If a large number of our elites hold illegal money in foreign countries like Switzerland, then we will be prone to manipulation in terms of policy formulation. It is not clear what role was played by various foreign agencies in the Kandahar hijack. Even now it is not clear if our foreign minister handed over dollars or Swiss currency to the hijackers. The true history may come out some time in the future.

The same is the case with the Bofors funds. The Swedish authorities knew the names of beneficiaries and accounts since the bribe originated there. The Swiss government also knows the identities, since the money went into Swiss banks. The British government also has some idea, since some money was kept with Barclays by Ottavio Quattrochi and defrozen by our government from London.

The fourth issue is about getting arm-twisted in our economic and foreign policy formulations. It is pertinent to note that if the CIA knows about our leaders holding black money in tax havens, then there is a strong possibility that the ISI can also have that data. This is the danger faced by our republic. Our national policies may not be formulated in Delhi, but in Washington or Islamabad – if they have the data and can use it to pressure our leaders.

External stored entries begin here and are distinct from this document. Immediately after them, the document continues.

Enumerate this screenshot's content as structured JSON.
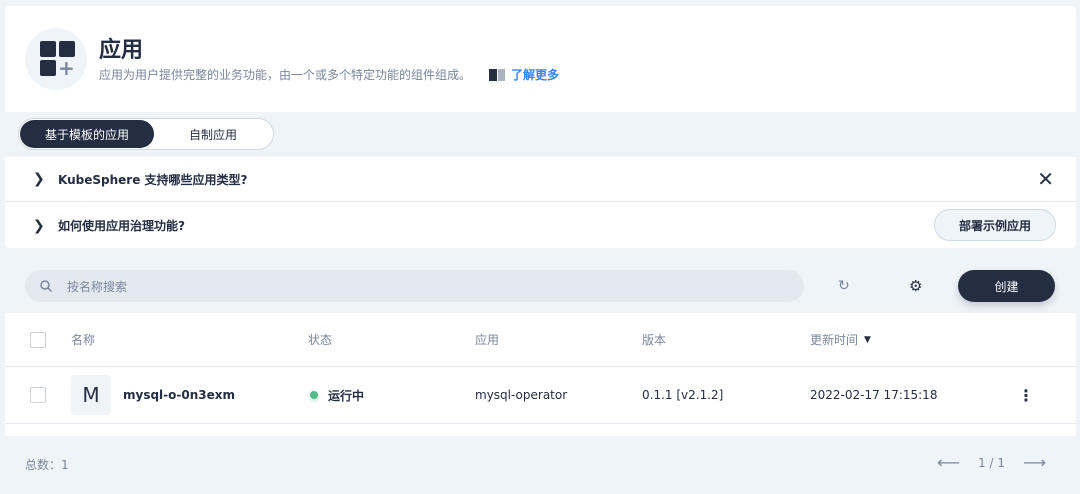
{
  "header": {
    "title": "应用",
    "description": "应用为用户提供完整的业务功能，由一个或多个特定功能的组件组成。",
    "learn_more": "了解更多"
  },
  "tabs": [
    {
      "label": "基于模板的应用",
      "active": true
    },
    {
      "label": "自制应用",
      "active": false
    }
  ],
  "faq": [
    {
      "label": "KubeSphere 支持哪些应用类型?"
    },
    {
      "label": "如何使用应用治理功能?"
    }
  ],
  "deploy_sample_label": "部署示例应用",
  "toolbar": {
    "search_placeholder": "按名称搜索",
    "create_label": "创建"
  },
  "table": {
    "columns": [
      "名称",
      "状态",
      "应用",
      "版本",
      "更新时间"
    ],
    "rows": [
      {
        "avatar": "M",
        "name": "mysql-o-0n3exm",
        "status": "运行中",
        "status_color": "#55bc8a",
        "app": "mysql-operator",
        "version": "0.1.1 [v2.1.2]",
        "updated": "2022-02-17 17:15:18"
      }
    ]
  },
  "footer": {
    "total": "总数：1",
    "page": "1 / 1"
  }
}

To protect and  preserve our republic we need to insist on exposing and bringing back this black money. Is there political will among India’s ruling class to put the issue of tax havens on the global agenda and compel other developed countries to facilitate the closure of these accounts? If not, we are doomed to be indirectly ruled by western spy agencies who have enough information to blackmail our policy-makers.

The tiny island absurdities had their place in the sun in the 20th century. But in the 21st century, integrity is the motto and transparency the mantra. India should pass a law making all the illegal wealth held abroad as part of a new national trust. We should, along with other emerging markets, arm-twist these tiny islands to give back our money.

India should bring sanity to the global financial markets and joy to millions of pauperised persons in Latin America, Asia and Africa. Let us be proactive and not be ruled by outsiders by cleaning up the global financial system.